Таким образом Христинька подрастал и сменил уже цветную рубашонку и тканый поясок на сюртучок, при котором только белый откидной воротник напоминал еще возраст молодого виртуоза. Отец брал его нередко в оркестр театра, который был для мальчика новым миром; оркестр в особенности привлекал все внимание и любопытство его, и он непременно сам хотел выучиться играть на всех инструментах, в чем успевал с удивительною легкостию. Старика это тешило до крайности, и он не мог нарадоваться на свое милое детище. Кранолог часто ссорился с Готлибом Амедеем за духовые инструменты, требуя, чтобы Виольдамуры раз навсегда от них отказались и оставались при своем смычке; утверждал, что молодому Виольдамуру не дадутся ни кларнет, ни флейта и что это значит только заедать чужой хлеб, но Готлиб уверял, что у сына его ко всем музыкальным инструментам одинаковая способность и что гений этого мальчика ни в чем не может встретить затруднения: тут надобно дать полную свободу природе, говорил он, и более ничего. Пожиная лавры в кругу снисходительных к ребенку музыкантов, Христинька стяжал успехами своими почетное имя Христиана Христиановича; отцу такая вежливость собратов его чрезвычайно польстила, а Катерина Каролина, вспомнив предсказание мужа своего, что придет де время и Христинька будет Христиан Христианович – с того самого дня, в который услышала, до какого почету дожило единственное детище ее – не называла его никогда иначе, как по отчеству,- хотя даже говорила с ним по-немецки, например: "Либер {милый (нем.).} Христиан Христианович, выпусти кошку на двор, она царапается в двери".
Что шагнет человек, что перекачнется неугомонный маятник, то невольно вспоминаешь о суетности мирской, о непостоянстве, изменчивости счастия.

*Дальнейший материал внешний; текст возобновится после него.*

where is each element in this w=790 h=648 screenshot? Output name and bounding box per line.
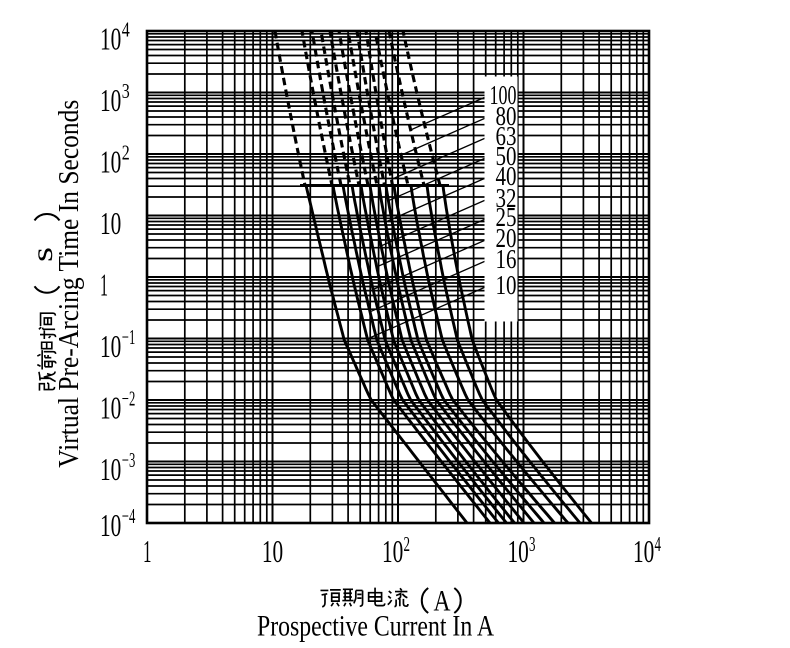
svg-text:Prospective Current In A: Prospective Current In A xyxy=(257,610,494,643)
svg-text:100: 100 xyxy=(490,80,517,110)
svg-text:32: 32 xyxy=(496,183,517,213)
svg-text:25: 25 xyxy=(496,202,517,232)
svg-text:10: 10 xyxy=(496,270,517,300)
svg-text:16: 16 xyxy=(496,244,517,274)
svg-text:Virtual Pre-Arcing Time In Sec: Virtual Pre-Arcing Time In Seconds xyxy=(54,100,85,468)
svg-text:10: 10 xyxy=(100,452,121,487)
svg-text:80: 80 xyxy=(496,101,517,131)
svg-text:20: 20 xyxy=(496,223,517,253)
svg-text:s: s xyxy=(26,247,59,262)
svg-text:10: 10 xyxy=(100,206,121,241)
svg-text:10: 10 xyxy=(633,533,654,569)
svg-text:−4: −4 xyxy=(122,504,136,528)
svg-text:4: 4 xyxy=(122,18,130,42)
svg-text:3: 3 xyxy=(529,532,536,556)
svg-text:10: 10 xyxy=(100,390,121,425)
svg-text:63: 63 xyxy=(496,121,517,151)
svg-text:10: 10 xyxy=(100,83,121,118)
svg-text:A: A xyxy=(434,585,451,618)
svg-text:10: 10 xyxy=(262,533,283,569)
svg-text:10: 10 xyxy=(100,508,121,543)
svg-text:1: 1 xyxy=(100,267,108,302)
svg-text:−3: −3 xyxy=(122,448,136,472)
svg-text:1: 1 xyxy=(143,533,152,569)
svg-text:40: 40 xyxy=(496,161,517,191)
svg-text:10: 10 xyxy=(100,144,121,179)
svg-text:10: 10 xyxy=(382,533,403,569)
svg-text:−1: −1 xyxy=(122,325,136,349)
svg-text:10: 10 xyxy=(100,21,121,56)
svg-text:3: 3 xyxy=(122,79,130,103)
svg-text:50: 50 xyxy=(496,141,517,171)
svg-text:10: 10 xyxy=(100,329,121,364)
svg-text:2: 2 xyxy=(404,532,411,556)
svg-text:4: 4 xyxy=(655,532,662,556)
svg-text:−2: −2 xyxy=(122,387,136,411)
svg-text:10: 10 xyxy=(508,533,529,569)
svg-text:2: 2 xyxy=(122,141,130,165)
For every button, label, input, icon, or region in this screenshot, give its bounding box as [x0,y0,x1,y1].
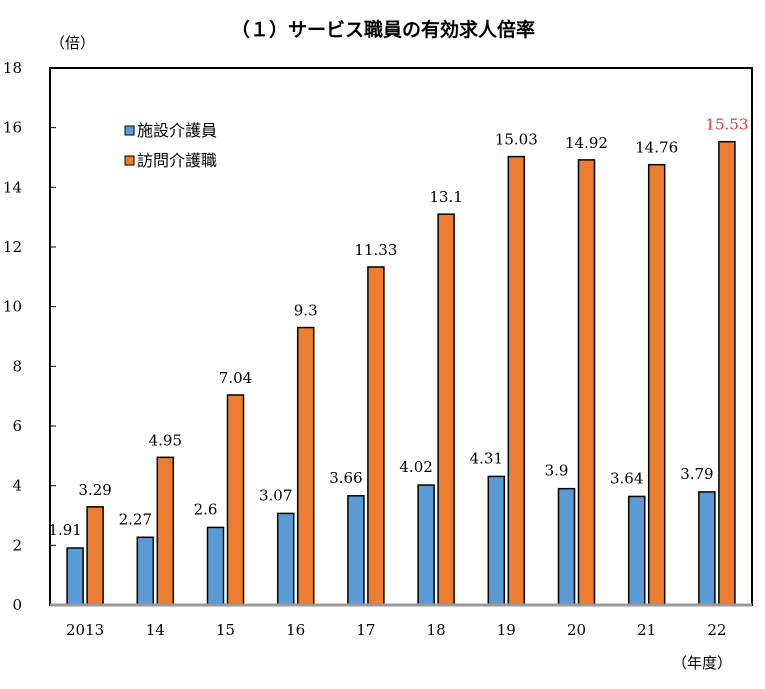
chart-title: （１）サービス職員の有効求人倍率 [231,18,535,41]
y-tick-label: 14 [3,178,22,196]
y-tick-label: 6 [12,417,22,435]
x-tick-label: 15 [216,621,235,639]
legend-label: 施設介護員 [137,121,217,140]
x-tick-label: 22 [707,621,726,639]
bar-home-care-worker [577,159,596,606]
legend-swatch [124,155,135,166]
data-label: 3.64 [610,469,643,487]
bar-facility-care-worker [206,526,225,606]
data-label: 3.9 [545,462,569,480]
bar-facility-care-worker [347,495,365,606]
bar-home-care-worker [647,163,666,606]
y-tick-label: 4 [12,477,22,495]
legend-swatch [124,125,135,136]
bar-home-care-worker [296,326,315,606]
x-tick-label: 14 [146,621,165,639]
data-label: 4.02 [399,458,432,476]
data-label: 7.04 [219,369,252,387]
x-tick-label: 18 [427,621,446,639]
bar-home-care-worker [718,140,736,606]
bar-facility-care-worker [487,475,506,606]
data-label: 2.27 [119,510,152,528]
data-label: 11.33 [354,241,397,259]
data-label: 3.79 [680,465,713,483]
bar-facility-care-worker [698,491,716,606]
bar-facility-care-worker [557,487,576,606]
bar-facility-care-worker [417,484,435,606]
y-tick-label: 12 [3,238,22,256]
x-axis-label: （年度） [672,654,732,672]
y-tick-label: 2 [12,536,22,554]
data-label: 3.29 [78,481,111,499]
x-tick-label: 20 [567,621,586,639]
y-tick-label: 16 [3,119,22,137]
legend-label: 訪問介護職 [137,151,217,170]
y-tick-label: 10 [3,298,22,316]
data-label: 15.53 [705,116,748,134]
y-tick-label: 18 [3,59,22,77]
bar-home-care-worker [507,155,526,606]
x-tick-label: 19 [497,621,516,639]
bar-home-care-worker [226,394,245,606]
bar-facility-care-worker [627,495,646,606]
bar-home-care-worker [437,213,455,606]
data-label: 15.03 [495,131,538,149]
bar-facility-care-worker [66,547,84,606]
y-axis-label: （倍） [50,34,95,52]
bar-home-care-worker [367,266,385,606]
x-tick-label: 2013 [66,621,104,639]
y-tick-label: 8 [12,357,22,375]
x-tick-label: 21 [637,621,656,639]
bar-home-care-worker [86,506,104,606]
y-tick-label: 0 [12,596,22,614]
bar-home-care-worker [156,456,175,606]
bar-facility-care-worker [136,536,155,606]
data-label: 4.31 [470,449,503,467]
data-label: 1.91 [48,521,81,539]
data-label: 13.1 [429,188,462,206]
data-label: 3.66 [329,469,362,487]
x-tick-label: 16 [286,621,305,639]
bar-facility-care-worker [276,512,295,606]
data-label: 3.07 [259,486,292,504]
data-label: 14.76 [635,139,678,157]
data-label: 2.6 [194,500,218,518]
data-label: 4.95 [149,431,182,449]
data-label: 14.92 [565,134,608,152]
x-tick-label: 17 [356,621,375,639]
data-label: 9.3 [294,302,318,320]
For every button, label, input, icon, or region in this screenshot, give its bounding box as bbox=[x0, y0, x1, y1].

На немногих страницах нашего рассказа мы уже вторично возвращаемся к этому роковому предмету и по необходимости еще не раз будем к нему возвращаться. Счастливая невеста идет к венцу, подав вожделенному жениху своему с любовию руку – блаженству, кажется, не предвидишь конца, столько его впереди – но через две недели какой-нибудь оборотень пробежит между молодыми – и где тот ангел кротости, где невеста? Нет ее; она и сама уже оборотилась, против воли и сознания своего, в злую бабу. Докучливая, пронырливая муха села честному, трудолюбивому и довольному судьбой своей чиновнику на висок; занятый спешными делами, прилежный писец чинил в это время перо, хотел, вышедши из терпения, второпях обмахнуться от мухи, поразил ее на месте и выколол себе перочинным ножичком последний и единственный глаз свой, потому что другой был уже утрачен в младенчестве: и человек этот, со всей семьей своей, пошел по миру. Утомленный дневными заботами артельщик заснул над коварною свечой, хозяин дома сидит в дружеской беседе на другом краю города – бьет полночь, пора домой, он прощается и едет – но дому нет; стоят одни обгорелые стены, и в стенах этих тлеют еще остатки всего наживного добра зажиточного хозяина и две безобразные головни, два трупа родных и милых сердцу счастливого семьянина. Нам хорошо об этом рассуждать, мы пообжились и пообтерлись на свете и, может быть, познали уже на горьком опыте, во что верить, во что не верить, чего ожидать от самих себя, от других и от самой судьбы, чем оканчиваются все залетные грезы наши – мы давно уже прочли и постигли сердцем приговор человечеству: "На величественном корабле под всеми парусами несется юноша в открытое море, на утлой теснице спасается после крушения старик"; но бедному Христиану Христиановичу было еще много горького опыта впереди и богу одному известно, достанет ли у него сил перемочься и устоять против этой вечной вражды стихий, судьбы и людей, которая застает нас, едва ли не в колыбели, всегда врасплох, встречает и провожает по всем переходам и путям юдольной жизни.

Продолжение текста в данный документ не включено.